Auto-entrepreneurs : un abaissement du seuil d'exemption de TVA (de nouveau) prévu par le PLF

Maintenant que le projet de loi de finances (PLF) pour 2025 a été consolidé dans la version sur laquelle le gouvernement a engagé sa responsabilité lundi (et que celle-ci est consultable), on y découvre nécessairement pas mal de choses. Cette version correspond au "texte issu de la commission mixte paritaire, complété d'amendements techniques et de rédaction", tel que l'a déclaré lundi François Bayrou (voir notre article).

Parmi les choses jusqu'ici passées quasi inaperçues, un point fait grand bruit depuis deux jours : un abaissement du seuil d'exemption de TVA, pour les très petites entreprises, à 25.000 euros de chiffre d'affaires annuel. Jusqu'ici, ce seuil était fixé à 37.500 euros de chiffre d'affaires annuel pour les entrepreneurs dans le domaine des services (85.000 dans le commerce de biens).

La disposition figure à l'article 10 du PLF. Selon Grégoire Leclercq, président de la Fédération nationale des auto-entrepreneurs (FNAE), ce nouveau seuil unique d'exemption de TVA établi à 25.000 euros conduira "250.000 auto-entrepreneurs" supplémentaires à devoir collecter la TVA à partir du 1er mars.

Sa crainte : que ces auto-entrepreneurs ne soient contraints de "facturer 20% plus cher leurs clients pour la même prestation", afin de répercuter la TVA. "Ils vont devoir ensuite collecter cette TVA sur leur compte bancaire et la reverser de manière semestrielle à l'Etat français, ce qui correspond ni plus ni moins à une énorme complexification comptable", anticipe Grégoire Leclercq. Pour une partie des auto-entrepreneurs, cette mesure constituera "une perte de marge", déplore-t-il, assurant que ces derniers "ne vont pas réussir à imposer les 20% à leurs clients". Le président de la FNAE prédit que cette mesure incitera les auto-entrepreneurs "à la fraude" : "Les gens vont tout simplement sous-déclarer leur chiffre d'affaires pour s'arrêter à 25.000 euros".

Sur les réseaux sociaux, les alertes ne cessent de circuler, notamment de la part d'entrepreneurs concernés, que ce soit par exemple dans les services à la personne ou parmi des créatifs freelance. Mais aussi de la part de personnalités politiques, notamment côté LFI. "On a failli rater cet énorme scandale", reconnaissait mardi sur X Eric Coquerel, le président de la commission des finances.

Pourtant, si cette disposition a été insérée dans le PLF par le gouvernement Bayrou à l'étape de la CMP, elle n'est en réalité par une totale nouveauté. Un amendement gouvernemental en ce sens avait en effet déjà été déposé fin novembre lors de l'examen du texte au Sénat. Tout le monde ne l'avait pas ratée puisque la FNAE avait dès lors alerté les sénateurs par courrier sur ce point.

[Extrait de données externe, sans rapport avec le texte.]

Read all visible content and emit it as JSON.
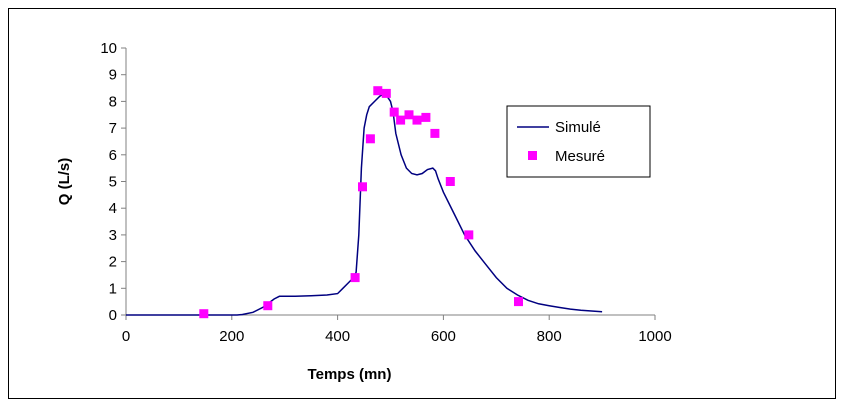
{
  "chart_data": {
    "type": "line",
    "xlabel": "Temps (mn)",
    "ylabel": "Q (L/s)",
    "xlim": [
      0,
      1000
    ],
    "ylim": [
      0,
      10
    ],
    "xticks": [
      0,
      200,
      400,
      600,
      800,
      1000
    ],
    "yticks": [
      0,
      1,
      2,
      3,
      4,
      5,
      6,
      7,
      8,
      9,
      10
    ],
    "grid": false,
    "legend_position": "right",
    "series": [
      {
        "name": "Simulé",
        "kind": "line",
        "color": "#000080",
        "x": [
          0,
          100,
          200,
          210,
          220,
          240,
          260,
          280,
          290,
          300,
          320,
          350,
          380,
          400,
          410,
          420,
          430,
          435,
          440,
          445,
          450,
          455,
          460,
          470,
          480,
          490,
          500,
          505,
          510,
          520,
          530,
          540,
          550,
          560,
          570,
          580,
          585,
          590,
          600,
          620,
          640,
          660,
          680,
          700,
          720,
          740,
          760,
          780,
          800,
          820,
          840,
          860,
          880,
          900
        ],
        "y": [
          0,
          0,
          0,
          0,
          0.02,
          0.1,
          0.3,
          0.6,
          0.7,
          0.7,
          0.7,
          0.72,
          0.75,
          0.8,
          1.0,
          1.2,
          1.4,
          1.6,
          3.0,
          5.5,
          7.0,
          7.5,
          7.8,
          8.0,
          8.2,
          8.3,
          8.0,
          7.6,
          6.8,
          6.0,
          5.5,
          5.3,
          5.25,
          5.3,
          5.45,
          5.5,
          5.4,
          5.1,
          4.6,
          3.8,
          3.0,
          2.4,
          1.9,
          1.4,
          1.0,
          0.75,
          0.55,
          0.42,
          0.35,
          0.28,
          0.22,
          0.18,
          0.15,
          0.12
        ]
      },
      {
        "name": "Mesuré",
        "kind": "scatter",
        "color": "#FF00FF",
        "x": [
          147,
          268,
          433,
          447,
          462,
          476,
          492,
          507,
          519,
          535,
          550,
          567,
          584,
          613,
          648,
          742
        ],
        "y": [
          0.05,
          0.35,
          1.4,
          4.8,
          6.6,
          8.4,
          8.3,
          7.6,
          7.3,
          7.5,
          7.3,
          7.4,
          6.8,
          5.0,
          3.0,
          0.5
        ]
      }
    ]
  }
}
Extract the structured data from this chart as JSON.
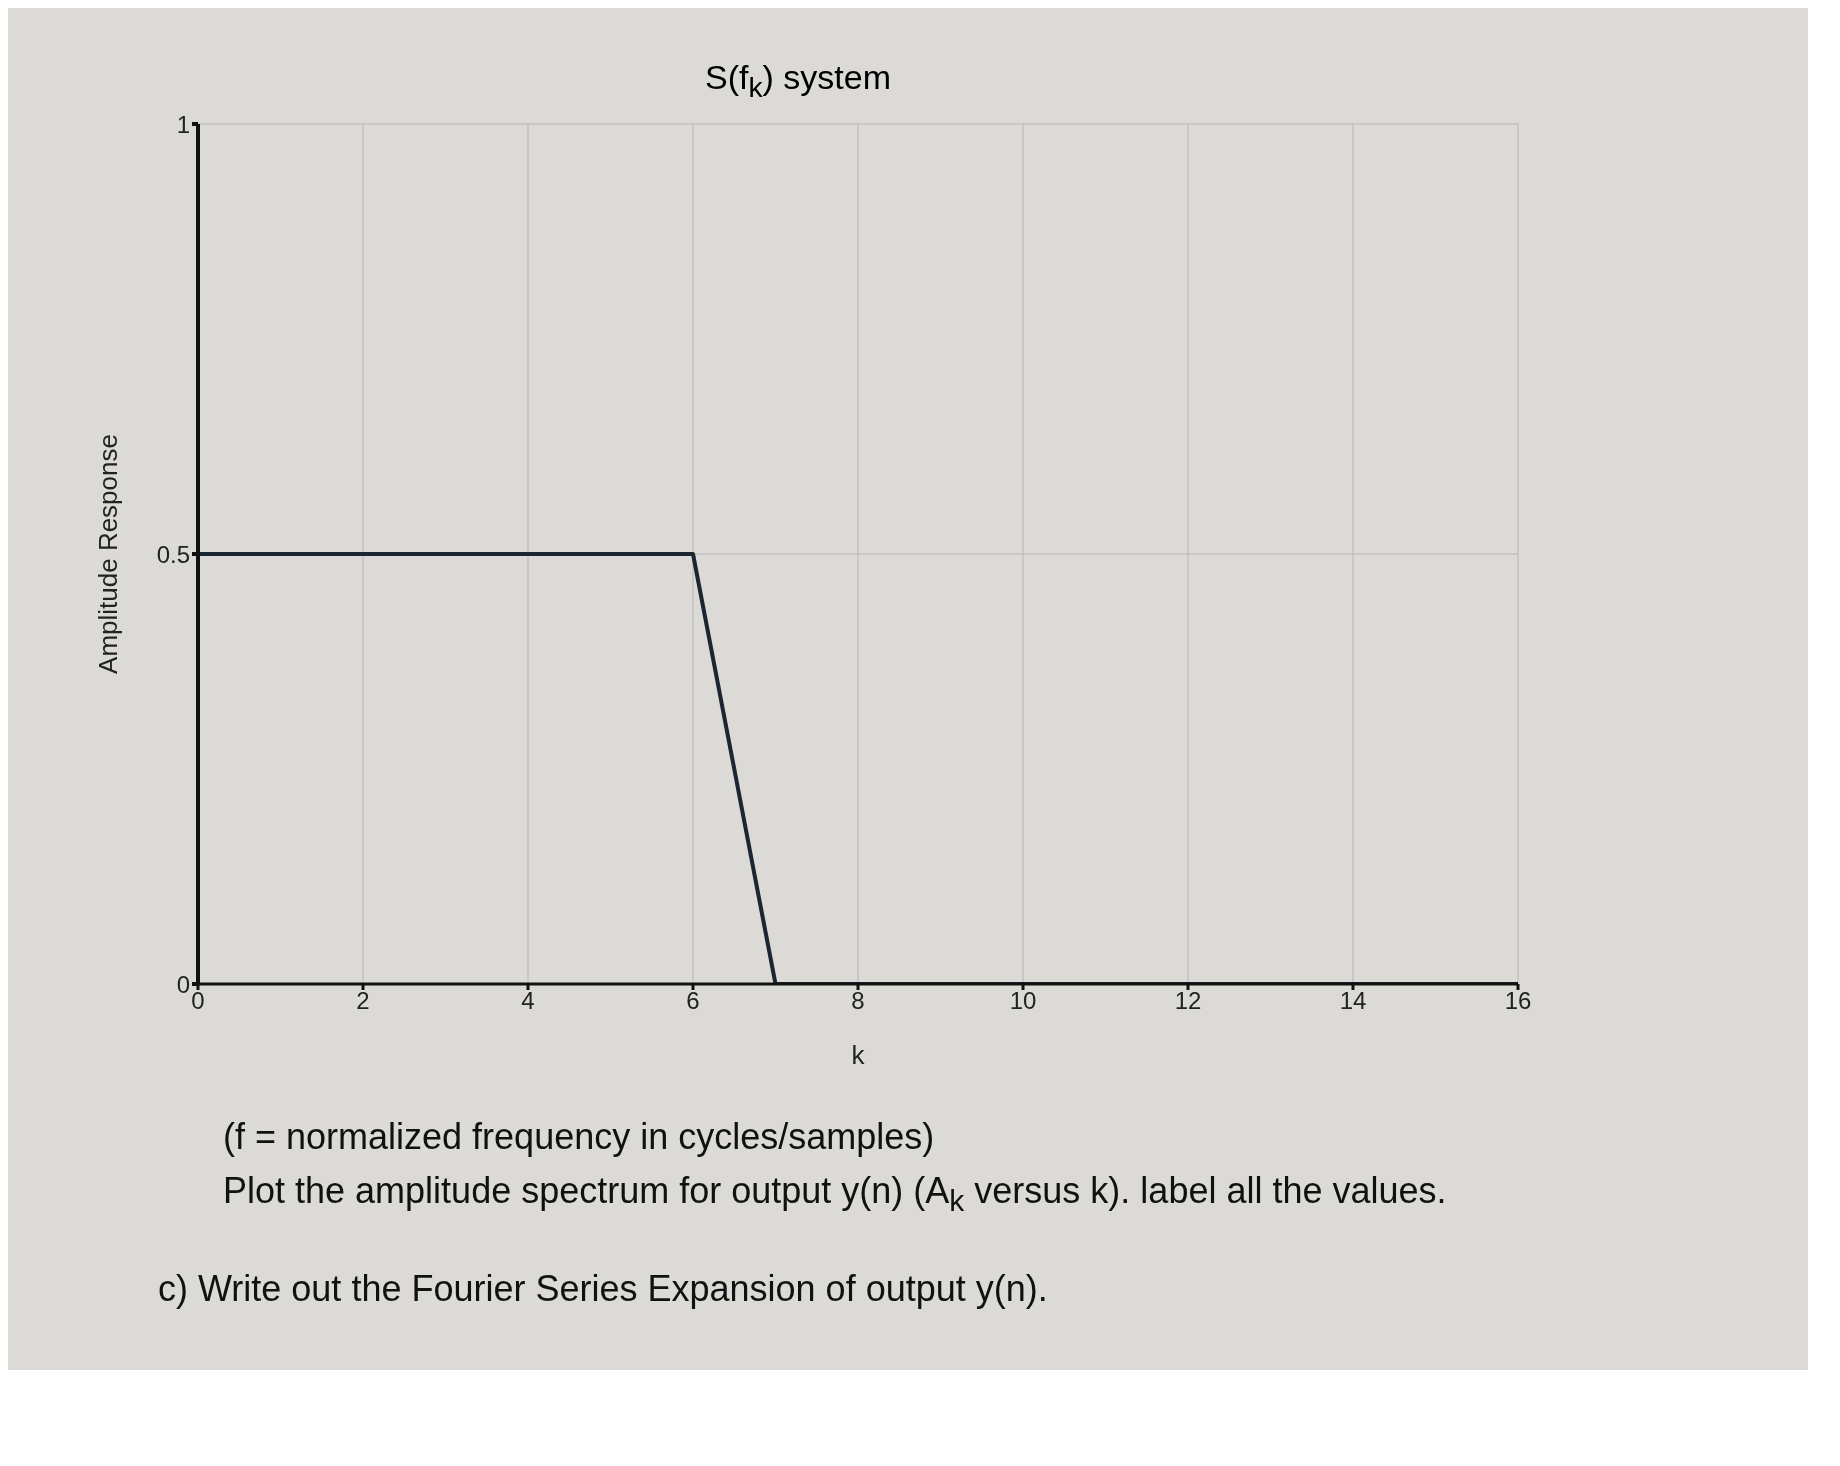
{
  "chart_data": {
    "type": "line",
    "title": "S(f$_{k}$) system",
    "xlabel": "k",
    "ylabel": "Amplitude Response",
    "x": [
      0,
      0,
      6,
      7,
      16
    ],
    "series": [
      {
        "color": "#1c2633",
        "values": [
          0,
          0.5,
          0.5,
          0,
          0
        ]
      }
    ],
    "xlim": [
      0,
      16
    ],
    "xticks": [
      0,
      2,
      4,
      6,
      8,
      10,
      12,
      14,
      16
    ],
    "ylim": [
      0,
      1
    ],
    "yticks": [
      0,
      0.5,
      1
    ],
    "grid": true,
    "marker": "none",
    "line_style": "solid",
    "annotations": [
      "(f = normalized frequency in cycles/samples)",
      "Plot the amplitude spectrum for output y(n)  (A$_{k}$ versus k).  label all the values.",
      "c)  Write out the Fourier Series Expansion of output y(n)."
    ]
  }
}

Le précédent gouvernement expliquait en ces termes sa volonté de modifier l'actuel article 293 B du code général des impôts : l'idée était de "remplacer les quatre seuils nationaux de franchise existants par un seuil unique de 25.000 euros, d’une part dans une optique de simplification et, d’autre part, afin de lutter contre les évitements de TVA et les distorsions de concurrence au niveau européen". Il évoquait en outre "des distorsions de concurrence importantes au sein du segment des petites et moyennes entreprises", entre celles qui ajoutent la TVA à leurs factures et celles qui en sont dispensées, estimant entre autres que "cela peut favoriser le recours en masse à la sous-traitance". Dernier argument : "des recettes fiscales significatives" pour l'Etat…

Le ministre des Comptes publics du gouvernement Barnier, Laurent Saint-Martin, avait soutenu le même argumentaire en séance devant les sénateurs, assurant que "cette harmonisation est souhaitée et réclamée par un certain nombre d’entreprises". Le sénateur Jean-François Husson, rapporteur général LR de la commission des finances, avait toutefois émis un avis défavorable, jugeant notamment que l'abaissement des seuils "entraînera immanquablement une forme de complexité administrative pour les petites entreprises" et "ne sera pas sans conséquence sur les consommateurs" amenés à payer cette TVA. L'amendement avait été retoqué par les sénateurs. Il sera donc revenu deux mois plus tard par la fenêtre de la CMP. La mesure devrait donc logiquement subsister dans le texte définitif de la loi de finances après le rejet de la motion de censure ce 5 février à l'Assemblée (voir notre article de ce jour), le vote ultime du Sénat prévu ce 6 février n'étant en principe plus qu'une formalité.